Nel rapporto Sorveglianza territoriale e tutela della salute pubblica, redatto dal Gruppo di Lavoro Bioetica COVID-19, si legge che «in situazioni emergenziali, le misure di controllo poste in essere per la tutela della salute pubblica possono imporre restrizioni al singolo individuo, tracciando nuovi e temporanei confini alla sua libertà».

Diritto Mercato Tecnologia ha approfondito la questione con Giusella Finocchiaro, professoressa di Diritto di internet e di Diritto privato nell’Università di Bologna, e con Filippo Vari, professore di Diritto costituzionale all’Università Europea di Roma.

Il rapporto sottolinea che «nell’implementazione dei singoli interventi è necessario che sia sempre garantito un adeguato bilanciamento tra l’efficacia epidemiologica e il rispetto dei diritti fondamentali delle persone». Che cosa si intende per «adeguato bilanciamento» e come è possibile garantirlo?

G.F.: Il bilanciamento è al cuore del Regolamento europeo.

Per “bilanciamento” si intende la ricerca di un equilibrio fra diritti che sono astrattamente parimenti applicabili e meritevoli di protezione.

Il bilanciamento è prospettato sin dal titolo del Regolamento (UE) 2016/679 (“GDPR”) che coniuga la protezione delle persone fisiche con riguardo al trattamento dei dati personali e la libera circolazione di questi ultimi.

Nel testo del GDPR vi sono molteplici esempi di questo contemperamento: basti pensare alla disposizione secondo cui per motivi di interesse pubblico nel settore della sanità pubblica, ove prevalga l’interesse collettivo (ad esempio, alla protezione da gravi minacce per la salute a carattere transfrontaliero), il trattamento dei dati potrà considerarsi lecito.

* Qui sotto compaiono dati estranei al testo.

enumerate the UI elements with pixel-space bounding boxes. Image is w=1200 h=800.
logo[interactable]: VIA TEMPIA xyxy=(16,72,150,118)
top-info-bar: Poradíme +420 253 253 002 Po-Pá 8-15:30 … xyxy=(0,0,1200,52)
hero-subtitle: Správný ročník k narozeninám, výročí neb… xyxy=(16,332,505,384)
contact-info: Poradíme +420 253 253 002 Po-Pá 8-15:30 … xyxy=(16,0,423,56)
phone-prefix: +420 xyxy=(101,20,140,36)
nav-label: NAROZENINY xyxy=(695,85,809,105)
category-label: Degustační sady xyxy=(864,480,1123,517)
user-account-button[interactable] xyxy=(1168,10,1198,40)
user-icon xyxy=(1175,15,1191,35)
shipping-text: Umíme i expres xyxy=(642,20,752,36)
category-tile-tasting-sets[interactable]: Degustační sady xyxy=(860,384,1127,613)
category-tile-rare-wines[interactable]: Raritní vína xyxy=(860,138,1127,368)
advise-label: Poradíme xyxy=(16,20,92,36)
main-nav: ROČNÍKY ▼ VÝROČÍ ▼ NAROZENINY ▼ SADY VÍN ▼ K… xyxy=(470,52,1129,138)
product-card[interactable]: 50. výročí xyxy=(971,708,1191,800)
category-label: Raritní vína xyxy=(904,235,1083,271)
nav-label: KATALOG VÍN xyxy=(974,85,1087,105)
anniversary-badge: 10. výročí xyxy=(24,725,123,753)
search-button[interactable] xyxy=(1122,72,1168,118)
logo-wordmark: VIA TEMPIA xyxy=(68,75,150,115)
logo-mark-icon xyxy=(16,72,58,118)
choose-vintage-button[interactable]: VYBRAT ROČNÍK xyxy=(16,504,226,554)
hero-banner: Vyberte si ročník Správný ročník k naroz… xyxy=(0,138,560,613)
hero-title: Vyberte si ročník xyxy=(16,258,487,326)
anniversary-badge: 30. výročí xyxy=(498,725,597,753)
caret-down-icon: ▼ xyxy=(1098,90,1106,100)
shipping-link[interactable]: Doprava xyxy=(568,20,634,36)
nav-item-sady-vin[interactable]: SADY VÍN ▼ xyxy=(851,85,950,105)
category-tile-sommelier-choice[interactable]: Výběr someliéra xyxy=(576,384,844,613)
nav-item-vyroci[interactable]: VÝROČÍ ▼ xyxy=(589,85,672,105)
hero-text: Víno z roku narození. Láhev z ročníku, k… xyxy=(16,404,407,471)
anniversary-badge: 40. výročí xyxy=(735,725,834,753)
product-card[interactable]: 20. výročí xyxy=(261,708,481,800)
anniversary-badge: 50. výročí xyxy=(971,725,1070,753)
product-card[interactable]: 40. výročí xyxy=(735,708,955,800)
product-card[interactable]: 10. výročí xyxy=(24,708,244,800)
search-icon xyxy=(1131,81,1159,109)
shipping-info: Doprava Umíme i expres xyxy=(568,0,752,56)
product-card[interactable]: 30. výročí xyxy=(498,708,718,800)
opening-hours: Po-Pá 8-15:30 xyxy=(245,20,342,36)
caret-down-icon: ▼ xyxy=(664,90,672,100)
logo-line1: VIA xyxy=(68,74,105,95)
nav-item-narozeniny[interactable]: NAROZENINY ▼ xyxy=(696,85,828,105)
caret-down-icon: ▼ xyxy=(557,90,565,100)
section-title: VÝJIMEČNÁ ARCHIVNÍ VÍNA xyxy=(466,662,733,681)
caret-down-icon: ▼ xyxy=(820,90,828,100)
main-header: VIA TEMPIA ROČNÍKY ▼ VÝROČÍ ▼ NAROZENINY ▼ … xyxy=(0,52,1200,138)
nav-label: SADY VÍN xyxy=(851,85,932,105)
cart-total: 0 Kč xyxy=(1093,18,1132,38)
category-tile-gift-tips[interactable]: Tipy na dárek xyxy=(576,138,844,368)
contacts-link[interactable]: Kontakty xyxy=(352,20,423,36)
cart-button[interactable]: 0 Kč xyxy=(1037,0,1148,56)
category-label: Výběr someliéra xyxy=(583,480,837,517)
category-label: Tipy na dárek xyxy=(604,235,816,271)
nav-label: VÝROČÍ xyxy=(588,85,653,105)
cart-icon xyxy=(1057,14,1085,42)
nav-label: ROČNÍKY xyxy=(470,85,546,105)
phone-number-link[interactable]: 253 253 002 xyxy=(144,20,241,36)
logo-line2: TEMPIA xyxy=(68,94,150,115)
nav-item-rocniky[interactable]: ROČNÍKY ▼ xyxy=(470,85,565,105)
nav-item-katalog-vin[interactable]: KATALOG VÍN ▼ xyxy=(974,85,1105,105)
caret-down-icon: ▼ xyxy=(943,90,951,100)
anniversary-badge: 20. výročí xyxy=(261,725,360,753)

Un altro esempio è offerto in materia giuslavoristica: il GDPR sancisce la legittimità del trattamento di dati ove questo sia necessario per finalità di valutazione della capacità lavorativa del dipendente. In questo caso, il bilanciamento opera tra la protezione dei dati personali e l’interesse datoriale a conoscere l’idoneità lavorativa del proprio dipendente e viene risolto dal legislatore europeo attribuendo preminenza all’interesse individuale del datore di lavoro ad accertare la potenzialità lavorativa dell’interessato in termini di capacità psico-fisiche, attitudinali e tecnico-professionali.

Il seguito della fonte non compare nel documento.